Poverty and poor health are closely interrelated. Poor people are more likely to suffer from illness, and likely to suffer harder. The reasons are that their lives are tougher in general. Their diets are less healthy and they do harder physical work. All too often, moreover, they lack access to health care.
The original content of our briefing on poverty and health was produced when Covid-19 was beginning to spread beyond China. We later added items for our pandemic coverage.

On the other hand, sick people are more likely to drop in to poverty because their capacity to earn money is reduced and they must cover high medical costs. On average, poor people’s life expectancy is shorter – and as they do grow older, their probability of suffering from a chronic disease is particularly high.

For these reasons, the quality of a country’s health-care system has a huge bearing on its prosperity. All rich nations have tightly woven networks of hospitals and clinics. Moreover, their legislation and public service providers ensure that the vast majority of their people have access to professional health care.   

Things are different in developing countries and emerging markets where the kind of treatment a patient will get basically depends on purchasing power. Prosperous people turn to private practitioners and some even go abroad for better treatment. Most people, by contrast, have to cope with bottlenecks and various kinds of deprivation.  

Markets do not function well in every sector. In health care, market failure is systemic. Many healthy persons do not worry much so they prefer spending their money on other things than health insurance. Unless there is prudent regulation, far too many people thus remain unprotected. Those who suffer a serious illness, by contrast, are willing to pay almost any price to get better, but they do not really know what kind of therapy will actually help them. Prudent laws and competent oversight by government authorities must protect them from exploitation.

Market failure, moreover, is the reason why there is a lack of medications and vaccinations for neglected tropical diseases. They cause mass suffering, but developing pharmaceuticals for tackling them is not commercially attractive. 

For these reasons, health care must not be left to market forces. Governments must act. A well performing health sector reduces considerable economic risks – to benefit of household and private-sector companies. That is a precondition for a nation to prosper. There is no alternative if humankind is to fulfil the imperative of the Sustainable Development Goals (SDGs): “Leave no one behind!” For good reason, the Millennium Development Goals, the previous multilateral agenda, emphasised health issues even more.

Health care must be made as good as possible in developing countries and emerging markets. Funding and expertise will be needed, and international cooperation must contribute to progress.

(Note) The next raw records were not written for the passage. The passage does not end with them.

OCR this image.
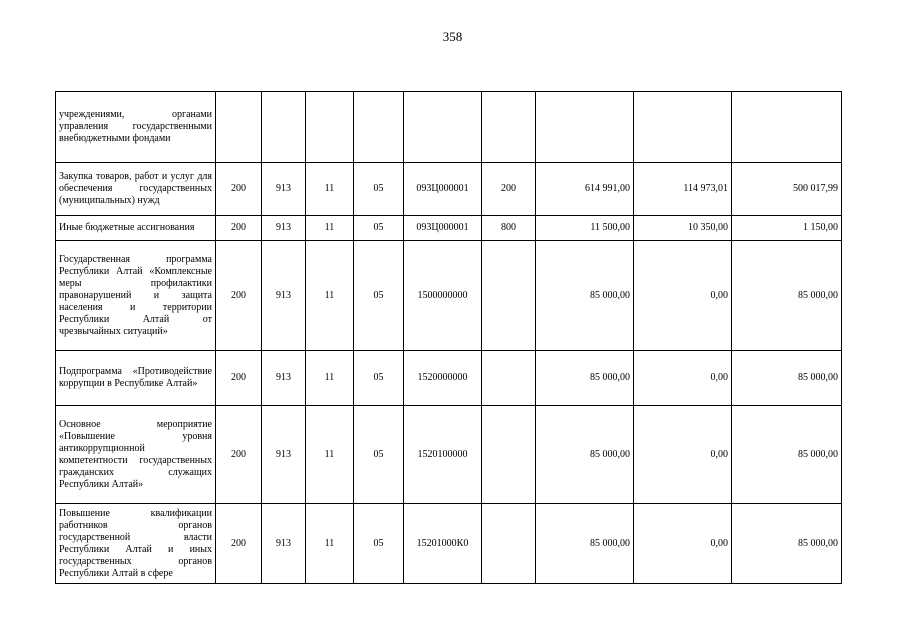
358
учреждениями, органами управления государственными внебюджетными фондами									
Закупка товаров, работ и услуг для обеспечения государственных (муниципальных) нужд	200	913	11	05	093Ц000001	200	614 991,00	114 973,01	500 017,99
Иные бюджетные ассигнования	200	913	11	05	093Ц000001	800	11 500,00	10 350,00	1 150,00
Государственная программа Республики Алтай «Комплексные меры профилактики правонарушений и защита населения и территории Республики Алтай от чрезвычайных ситуаций»	200	913	11	05	1500000000		85 000,00	0,00	85 000,00
Подпрограмма «Противодействие коррупции в Республике Алтай»	200	913	11	05	1520000000		85 000,00	0,00	85 000,00
Основное мероприятие «Повышение уровня антикоррупционной компетентности государственных гражданских служащих Республики Алтай»	200	913	11	05	1520100000		85 000,00	0,00	85 000,00
Повышение квалификации работников органов государственной власти Республики Алтай и иных государственных органов Республики Алтай в сфере	200	913	11	05	15201000К0		85 000,00	0,00	85 000,00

Well performing health care, after all, is a global public good. The new corona virus (covir-19), which first emerged in China, is an example. When these lines were written, it was spreading surprisingly fast in Italy – so fast, indeed, that some municipalities had been cordoned off. News from Iran was similarly frightening. It is too early to tell what harm covir-19 will cause to people’s health and to national economies. It is obvious, however, that poor people and poor countries are set to be affected worst.  

Sabine Balk is a member of D+C/E+Z’s editorial team.